Redis 7 Internals Series
What this is all about
Recently I decided to have a look at Redis source code. At that time, I couldn’t think that it will get me hooked for a good couple of months, so I wasn’t really too much picky about choosing any specific version. I just cloned current dev branch. It’s stable — I mean, the code works, tests pass, but this is a work in progress: probably that’s the reason why the branch name is, uhm, “unstable”. However, everything covered here applies to Redis 7, except some lower-level details. More specifically, the commit I’m referring to throughout this series is ahead of Redis 7.0.X versions, and is part of recently released Redis 7.2.0 version. Oddly enough, there is no such thing as Redis 7.1.
What is covered, and what is not
My primary purpose is to give a higher-level overview of how Redis works — that’s I think the most important part when diving into a new codebase. Being a business applications developer by day, I had absolutely no idea how such kind of systems work internally. And that’s the overview that I personally wish I had when I started this endeavor.
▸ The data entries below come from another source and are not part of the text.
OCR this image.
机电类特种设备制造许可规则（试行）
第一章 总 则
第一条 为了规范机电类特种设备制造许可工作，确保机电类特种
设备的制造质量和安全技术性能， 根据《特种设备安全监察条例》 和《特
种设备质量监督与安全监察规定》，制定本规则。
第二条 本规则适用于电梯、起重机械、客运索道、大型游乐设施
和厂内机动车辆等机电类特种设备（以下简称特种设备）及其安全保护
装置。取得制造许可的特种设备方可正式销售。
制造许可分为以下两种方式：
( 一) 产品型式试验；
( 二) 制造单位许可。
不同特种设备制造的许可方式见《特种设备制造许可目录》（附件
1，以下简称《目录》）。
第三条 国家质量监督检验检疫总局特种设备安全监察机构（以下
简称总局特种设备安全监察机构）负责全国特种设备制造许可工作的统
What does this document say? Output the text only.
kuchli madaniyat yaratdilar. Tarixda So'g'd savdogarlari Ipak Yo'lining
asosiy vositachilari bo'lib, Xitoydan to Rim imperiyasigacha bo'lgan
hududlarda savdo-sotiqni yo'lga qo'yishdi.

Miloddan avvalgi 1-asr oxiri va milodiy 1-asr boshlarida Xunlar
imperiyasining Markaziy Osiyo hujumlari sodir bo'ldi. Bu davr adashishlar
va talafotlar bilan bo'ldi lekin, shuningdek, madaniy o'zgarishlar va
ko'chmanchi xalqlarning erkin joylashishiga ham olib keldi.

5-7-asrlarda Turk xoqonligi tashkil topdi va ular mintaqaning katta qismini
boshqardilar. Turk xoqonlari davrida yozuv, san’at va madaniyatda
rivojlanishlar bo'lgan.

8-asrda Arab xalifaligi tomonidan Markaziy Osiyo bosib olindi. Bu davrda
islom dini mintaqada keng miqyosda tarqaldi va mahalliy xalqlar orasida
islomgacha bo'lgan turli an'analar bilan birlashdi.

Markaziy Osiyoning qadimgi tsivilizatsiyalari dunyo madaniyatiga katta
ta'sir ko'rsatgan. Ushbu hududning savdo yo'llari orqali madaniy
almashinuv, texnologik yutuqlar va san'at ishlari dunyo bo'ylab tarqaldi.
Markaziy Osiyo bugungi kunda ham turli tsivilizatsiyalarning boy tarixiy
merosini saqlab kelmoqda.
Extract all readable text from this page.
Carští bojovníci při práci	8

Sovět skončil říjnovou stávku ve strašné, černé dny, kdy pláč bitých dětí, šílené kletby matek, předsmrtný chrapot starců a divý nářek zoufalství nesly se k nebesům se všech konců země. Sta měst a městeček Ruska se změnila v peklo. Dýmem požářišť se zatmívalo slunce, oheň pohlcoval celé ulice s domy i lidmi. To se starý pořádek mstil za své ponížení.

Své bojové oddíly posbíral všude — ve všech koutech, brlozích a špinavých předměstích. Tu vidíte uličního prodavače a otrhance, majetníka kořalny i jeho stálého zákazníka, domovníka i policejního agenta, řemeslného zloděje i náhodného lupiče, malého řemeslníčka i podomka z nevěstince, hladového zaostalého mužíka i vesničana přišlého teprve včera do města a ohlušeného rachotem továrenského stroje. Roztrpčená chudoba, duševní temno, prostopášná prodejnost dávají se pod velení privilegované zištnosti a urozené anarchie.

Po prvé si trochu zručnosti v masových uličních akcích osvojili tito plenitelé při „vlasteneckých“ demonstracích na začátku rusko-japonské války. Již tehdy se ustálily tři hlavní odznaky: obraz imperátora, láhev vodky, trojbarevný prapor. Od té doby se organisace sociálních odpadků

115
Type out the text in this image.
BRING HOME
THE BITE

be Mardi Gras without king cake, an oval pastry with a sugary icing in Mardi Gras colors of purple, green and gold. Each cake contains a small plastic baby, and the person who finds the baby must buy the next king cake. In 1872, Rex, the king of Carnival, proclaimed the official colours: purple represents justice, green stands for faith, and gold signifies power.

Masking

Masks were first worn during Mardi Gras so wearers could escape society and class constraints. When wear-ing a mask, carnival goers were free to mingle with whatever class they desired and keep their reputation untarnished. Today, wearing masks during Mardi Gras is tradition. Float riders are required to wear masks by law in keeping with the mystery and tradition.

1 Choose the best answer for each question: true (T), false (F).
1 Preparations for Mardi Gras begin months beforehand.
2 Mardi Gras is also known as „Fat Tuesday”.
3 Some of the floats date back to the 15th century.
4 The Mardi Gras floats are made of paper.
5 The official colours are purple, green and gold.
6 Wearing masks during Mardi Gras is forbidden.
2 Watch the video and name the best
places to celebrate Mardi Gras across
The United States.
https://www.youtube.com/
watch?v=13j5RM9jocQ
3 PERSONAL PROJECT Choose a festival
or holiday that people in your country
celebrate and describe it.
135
Besides a higher-level overview, there are some parts that I’ve found particularly interesting. I’m describing those too. But there are way more interesting things that I’m not diving into here. However, having an overall picture, it won’t be much of a trouble to do oneself.
Originally, this overview was in a half-visual-half-textual form in this Miro board. Current series is, at least to some extent, a complementary afterthought. Comparing those two, I think that the Miro version allows to see better a bigger picture, and by its very nature it’s more visual. While accompanying posts makes an effort of explaining some parts in more depth.
Scenarios
I think that the best way to describe how the system works is through user stories. As a side note, no wonder that I also think that the best way to decompose any new feature is through writing and discussing user stories as well. Moreover, I prefer to discuss them through specific examples which might serve as BDD-style tests. That’s what I’ve tried to apply here. There are several specific scenarios I consider, some are small, some are large. Within these scenarios, when applicable, I’ve tried to describe lower-level functionality by a concrete example.
The initial post delves into the processes set in motion when Redis initiates. This piece is quite substantial, and understandably so, given the multitude of activities transpiring during this phase. Redis establishes listening sockets, initializes background threads and threaded I/O machinery, and finally throws a party with an event loop — essentially the heartbeat of Redis. Alongside the execution of client commands, it manages various cyclic tasks: client eviction, key expiration, defragmentation, maintenance procedures for hash tables like resizing and rehashing, as well as data persistence.
The following post outlines the way Redis accepts client connections. There I examine the intricacies of listening sockets, their configuration, and how they generally function. If you get fascinated by this whole network-thing, you might also like delving directly into the implementation of TCP connection establishment within the Linux TCP stack.
The next post explores the process in which Redis reads and parses a command, assembles a response, and transfers it into a socket. Furthermore, I delve into how Redis manages responses based on their size, detailing its approach to handling different reply sizes.
The fourth post takes a lot of cues from the previous one and zooms in on threaded I/O. It’s a deep dive into I/O threads — what they are, when they come in handy, and how they’re put into action. I’m also digging into five back-to-back event loop iterations to describe in detail how I/O threads jump in and out of the game.
Lastly, I’m going to detail how Redis goes about carrying out a command. In that section, I’ll guide you through the primary data structures that Redis leans on for storing data. Then, I’ll dive into the necessary maintenance procedures that kick in with every command. This will include revisiting hash table resizing and rehashing, plus breaking down the nitty-gritty of key eviction. To wrap things up, I’ll sketch out the general steps that a command execution follows.